Freitag, 08.03.2019, 15:00 Uhr
Täglich nutzt Michael Cremer, Vorsitzender des ADFC-Kreisverbandes Herford, eines seiner vier Fahrräder. Sein Auto hat er vor sieben Jahren abgeschafft. Für längere und bergigere Strecken nutzt der 59-Jährige mittlerweile auch ein E-Bike. Foto: Bärbel Hillebrenne

»Schlechtes Wetter gibt’s nicht, nur schlechte Kleidung.« Ein Spruch, bei dem die meisten Menschen dennoch kneifen und sich ins Auto setzen – Michael Cremer nicht. »Strömenden Regen finde ich auch nicht toll, aber ans Ziel komme ich mit dem Rad doch bei jedem Wetter«, sagt der Verwaltungsfachwirt, der bei der Stadt Herford für Ausländerangelegenheiten zuständig ist. Er wirbt derzeit für das aktuelle Jahresprogramm des Allgemeinen Deutschen Fahrrad-Clubs (siehe Kasten) mit 85 Touren.

Wo geht’s denn hin?

Fünf Ortsgruppen des ADFC im Kreisverband Herford stellen jedes Jahr ihre Tourenpläne zusammen, die wiederum im Jahresprogramm erfasst und in einer Auflage von 10.000 Exemplaren gedruckt werden. Start der Saison ist immer am letzten Märzsonntag. Am 31. März geht es von Herford, Löhne, Bünde und Enger aus nach Löhne-Oberbehme zur neuen Gaststätte »Mühlenwerk 1857«. Zwischen 60 und 100 Teilnehmer werden zu den jeweiligen Fahrten erwartet.
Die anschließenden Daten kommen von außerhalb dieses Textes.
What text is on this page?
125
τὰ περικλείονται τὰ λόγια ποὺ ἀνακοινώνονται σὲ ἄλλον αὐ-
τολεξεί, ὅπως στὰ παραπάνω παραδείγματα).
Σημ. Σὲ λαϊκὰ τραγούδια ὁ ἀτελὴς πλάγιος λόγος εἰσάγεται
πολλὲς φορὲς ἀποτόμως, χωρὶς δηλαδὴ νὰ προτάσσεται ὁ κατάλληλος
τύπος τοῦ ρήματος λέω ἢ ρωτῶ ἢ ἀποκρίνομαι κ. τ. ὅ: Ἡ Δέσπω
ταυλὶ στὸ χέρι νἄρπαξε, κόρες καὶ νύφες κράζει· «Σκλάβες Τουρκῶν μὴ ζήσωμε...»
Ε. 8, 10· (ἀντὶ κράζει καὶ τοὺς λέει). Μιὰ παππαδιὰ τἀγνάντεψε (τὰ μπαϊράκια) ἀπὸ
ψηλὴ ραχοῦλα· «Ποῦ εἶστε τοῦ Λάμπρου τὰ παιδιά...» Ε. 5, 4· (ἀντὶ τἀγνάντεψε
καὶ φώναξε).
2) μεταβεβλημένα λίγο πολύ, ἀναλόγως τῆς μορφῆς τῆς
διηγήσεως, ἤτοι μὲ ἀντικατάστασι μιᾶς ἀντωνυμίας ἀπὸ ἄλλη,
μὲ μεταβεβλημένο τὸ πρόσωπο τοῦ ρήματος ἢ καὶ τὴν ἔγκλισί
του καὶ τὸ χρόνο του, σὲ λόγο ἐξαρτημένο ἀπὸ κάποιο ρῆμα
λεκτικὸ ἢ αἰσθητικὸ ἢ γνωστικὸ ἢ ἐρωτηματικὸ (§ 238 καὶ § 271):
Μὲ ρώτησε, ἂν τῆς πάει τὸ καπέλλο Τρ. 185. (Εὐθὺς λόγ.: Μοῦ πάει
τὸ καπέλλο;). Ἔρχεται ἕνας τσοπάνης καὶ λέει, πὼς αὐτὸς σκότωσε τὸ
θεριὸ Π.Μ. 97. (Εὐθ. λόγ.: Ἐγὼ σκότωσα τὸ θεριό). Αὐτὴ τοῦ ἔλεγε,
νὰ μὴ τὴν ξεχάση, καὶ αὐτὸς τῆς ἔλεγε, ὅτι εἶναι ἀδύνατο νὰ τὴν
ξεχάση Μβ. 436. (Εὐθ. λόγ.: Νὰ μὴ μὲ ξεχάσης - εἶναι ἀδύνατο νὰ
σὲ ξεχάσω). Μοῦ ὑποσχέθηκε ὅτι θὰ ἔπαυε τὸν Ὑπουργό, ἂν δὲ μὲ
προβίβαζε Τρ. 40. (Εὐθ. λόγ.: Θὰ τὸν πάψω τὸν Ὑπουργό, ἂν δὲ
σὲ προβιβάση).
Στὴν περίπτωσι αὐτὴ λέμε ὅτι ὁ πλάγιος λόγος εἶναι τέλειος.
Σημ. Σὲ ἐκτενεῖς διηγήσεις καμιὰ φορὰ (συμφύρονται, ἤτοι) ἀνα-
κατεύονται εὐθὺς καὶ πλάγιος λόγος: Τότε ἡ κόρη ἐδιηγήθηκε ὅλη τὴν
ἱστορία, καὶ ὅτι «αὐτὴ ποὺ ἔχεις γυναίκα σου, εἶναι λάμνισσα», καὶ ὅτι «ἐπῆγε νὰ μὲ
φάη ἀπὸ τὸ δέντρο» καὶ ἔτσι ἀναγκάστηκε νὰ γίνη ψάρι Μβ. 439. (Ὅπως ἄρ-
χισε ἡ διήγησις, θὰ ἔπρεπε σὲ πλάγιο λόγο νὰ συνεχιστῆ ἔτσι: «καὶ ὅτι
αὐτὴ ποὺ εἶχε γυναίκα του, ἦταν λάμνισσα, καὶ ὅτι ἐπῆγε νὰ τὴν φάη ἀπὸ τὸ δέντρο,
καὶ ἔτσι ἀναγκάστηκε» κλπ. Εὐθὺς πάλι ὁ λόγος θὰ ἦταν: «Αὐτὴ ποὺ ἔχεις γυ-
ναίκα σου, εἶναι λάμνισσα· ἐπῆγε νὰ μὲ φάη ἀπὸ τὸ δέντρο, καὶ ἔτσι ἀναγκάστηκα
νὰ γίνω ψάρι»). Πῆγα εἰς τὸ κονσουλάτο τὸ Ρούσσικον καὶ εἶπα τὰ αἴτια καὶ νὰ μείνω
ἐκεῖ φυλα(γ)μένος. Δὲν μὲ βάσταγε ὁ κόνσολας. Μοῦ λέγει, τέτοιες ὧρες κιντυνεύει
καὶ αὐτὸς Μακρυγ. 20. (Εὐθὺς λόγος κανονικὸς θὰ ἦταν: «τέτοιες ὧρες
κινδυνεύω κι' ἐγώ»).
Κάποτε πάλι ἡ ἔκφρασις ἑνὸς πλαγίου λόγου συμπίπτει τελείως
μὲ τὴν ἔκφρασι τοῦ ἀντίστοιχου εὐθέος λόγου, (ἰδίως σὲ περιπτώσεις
Das neue 50-seitige Programm stellt sämtliche 85 Touren vor, die von etwa 70 Guides an Sonn- und Feiertagen geführt werden. Einige Guides sind auch für die wöchentlichen Nachmittags- und Abendfahrten zuständig. Sie werden vorher geschult in Rechtsfragen, Abrechnungsmodalitäten und Erster Hilfe.

Angeboten werden Tagestouren und mehrtägige Etappen auf verkehrsarmen Routen, die sogar bis in die Niederlande gehen. Andere Ziele sind Museen, Höfe, Moore oder Orte mit besonderen Veranstaltungen wie Mühlentag oder Gesmolder Kirmes. Seit zehn Jahren gibt es einen Radler-Gottesdienst, dieses Mal am 27. April in Spradow.

...

4000 Kilometer im Jahr

Bis Mitte 40 nahm Cremer nur gelegentlich den »Drahtesel«. Dann aber lud der frühere NRW-Verkehrsminister Axel Horstmann zu einer Radtour durch den Kreis Herford ein, um Gefahrenpunkte kennenzulernen. Michael Cremer fuhr mit – auf einem Liegerad.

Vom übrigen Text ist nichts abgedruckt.